Ma a me che è successo? Una cosa strana… ho incontrato delle persone, molte delle quali sono in questo sito, che si comportavano sui forum in maniera diversa. Dicevano cose semplici ma che suonavano incredibilmente vere anche in quel mare di frottole negate. E per di più, lontani dalla tastiera, stavano facendo “qualcosa”. Stavano vivendo l’antroposofia davvero non stavano fingendo di farlo. Non mi chiesi “che ci faccio qui?” davanti a loro ma li seguii cercando di capire cosa era quel nonsocché che mi sfuggiva. Mi illusi di poterli affiancare nel loro percorso ma ben presto capii che era una vana speranza.
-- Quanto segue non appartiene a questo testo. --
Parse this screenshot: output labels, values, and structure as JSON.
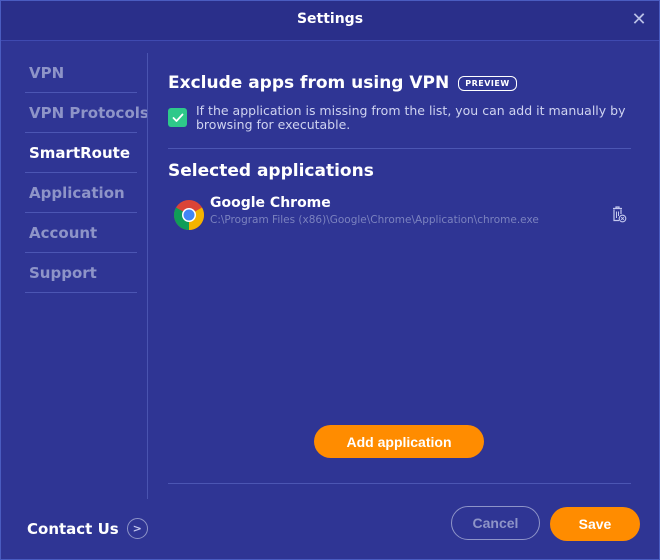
{
  "window": {
    "title": "Settings",
    "close_icon": "close-icon"
  },
  "sidebar": {
    "items": [
      {
        "label": "VPN",
        "active": false
      },
      {
        "label": "VPN Protocols",
        "active": false
      },
      {
        "label": "SmartRoute",
        "active": true
      },
      {
        "label": "Application",
        "active": false
      },
      {
        "label": "Account",
        "active": false
      },
      {
        "label": "Support",
        "active": false
      }
    ],
    "contact_label": "Contact Us",
    "contact_icon": "chevron-right-icon"
  },
  "main": {
    "heading": "Exclude apps from using VPN",
    "badge": "PREVIEW",
    "checkbox_checked": true,
    "checkbox_text": "If the application is missing from the list, you can add it manually by browsing for executable.",
    "selected_heading": "Selected applications",
    "apps": [
      {
        "name": "Google Chrome",
        "path": "C:\\Program Files (x86)\\Google\\Chrome\\Application\\chrome.exe",
        "icon": "chrome-icon",
        "action_icon": "trash-icon"
      }
    ],
    "add_button": "Add application"
  },
  "footer": {
    "cancel_label": "Cancel",
    "save_label": "Save"
  },
  "colors": {
    "background": "#2f3594",
    "accent": "#ff8c00",
    "checkbox": "#2ec98a",
    "muted_text": "#8e94c8"
  }
}
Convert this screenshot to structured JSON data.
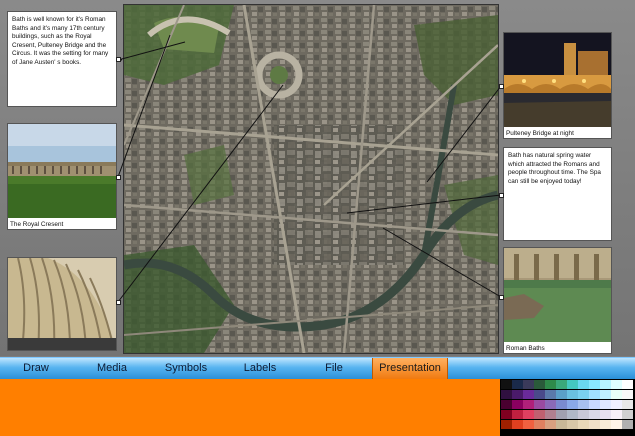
{
  "callouts": {
    "top_left": "Bath is well known for it's Roman Baths and it's many 17th century buildings, such as the Royal Cresent, Pulteney Bridge and the Circus. It was the setting for many of Jane Austen' s books.",
    "right_middle": "Bath has natural spring water which attracted the Romans and people throughout time. The Spa can still be enjoyed today!"
  },
  "photos": {
    "royal_crescent": "The Royal Cresent",
    "pulteney_bridge": "Pulteney Bridge at night",
    "roman_baths": "Roman Baths"
  },
  "menu": {
    "tabs": [
      "Draw",
      "Media",
      "Symbols",
      "Labels",
      "File",
      "Presentation"
    ],
    "active": "Presentation"
  },
  "colors": {
    "menu_bar": "#2a8fd8",
    "active_tab": "#f07a10",
    "bottom_panel": "#ff7f00"
  },
  "palette": [
    [
      "#111111",
      "#1a2a4a",
      "#3a3a5a",
      "#2a5a3a",
      "#2e8a4a",
      "#3aa87a",
      "#44c8c0",
      "#6ad8f0",
      "#88e8ff",
      "#b8f4ff",
      "#e0ffff",
      "#ffffff"
    ],
    [
      "#301040",
      "#4a1a6a",
      "#6a2a9a",
      "#4a4a8a",
      "#5a7aaa",
      "#5aa0c8",
      "#6ac0e0",
      "#7ad0f0",
      "#a0e0ff",
      "#c0f0ff",
      "#e8fff8",
      "#f8f8f8"
    ],
    [
      "#4a0030",
      "#8a0060",
      "#b0207a",
      "#9a4aa0",
      "#8a6ab8",
      "#7a8ad0",
      "#8aa8e8",
      "#a8c0f0",
      "#c8d8ff",
      "#e0e8ff",
      "#f0f0ff",
      "#e8e8e8"
    ],
    [
      "#800020",
      "#c02040",
      "#e04060",
      "#c06070",
      "#b08090",
      "#a0a0b0",
      "#b0b8c8",
      "#c8c8d8",
      "#d8d8e8",
      "#e8e0f0",
      "#f8f0f8",
      "#d0d0d0"
    ],
    [
      "#a02000",
      "#e04020",
      "#f06040",
      "#e08060",
      "#d8a080",
      "#c8b898",
      "#d8c8a8",
      "#e8d8b8",
      "#f0e0c8",
      "#f8ecd8",
      "#fff4e8",
      "#b0b0b0"
    ]
  ]
}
Se volevo “viaggiare” insieme a loro dovevo iniziare tutto d’accapo. Non c’era scampo.
Avevo quindi due scelte: o ripartivo da zero o continuavo per la mia strada di menzogna. Solo che ora sapevo di mentire.
Salve a tutti. Credo che la descrizione di esperienze interiori rilevanti, qualora lo si ritenga necessario,possa essere fatta solamente a livello di interscambio personale effettivo e non nel mondo virtuale-informatico. In quest’ultimo ambiente si possono invece palesare certi risultati di quanto esperito interiormente ma essendo la forma discorsiva veste sia di possibili esperienze personali reali sia di mere ripetizioni di quelle altrui l’unico organo di discernimento rimane la capacità dell’utente di cogliere la presenza dell’elemento di realtà, qualora presente. Questo è specialmente vero nel mondo antroposofico ove i rimescolatori del verbo steineriano si contano ad eserciti e dove l’esercizio di riconoscere l’autentico dal contraffatto è già una bell’addestramento.
Sicuramente, eppoi che esperienze occulte abbiamo mai da esprimere? Qualcuno sta dialogando col Guardiano? Col Cristo Eterico?
Le piccole esperienze sovrasensibili sono karmicamente utili al nostro io. Anzi, immensamente utili. Ma il comunicarle agli altri serve a nulla. Anzi è deleterio per noi e per gli altri in qualsiasi contesto.
🙂
Grande Balin!
Un giorno (è storia vera) un mio carissimo amico, che aveva avuto in sorte una eccezionale disposizione ad un monte di esperienze non sensibili, incontratici per una chiacchierata, lo vidi un tantino incupito. Gli chiesi il perché.
“Mi sono visto”, rispose. “E allora?” “Ho visto che infimo pezzo di m**** sono in realtà”. Aveva, per l’appunto, già un quarto di secolo di duro, serio, lavoro interiore.
E fu così che iniziò a non dare più alcuna importanza a se stesso.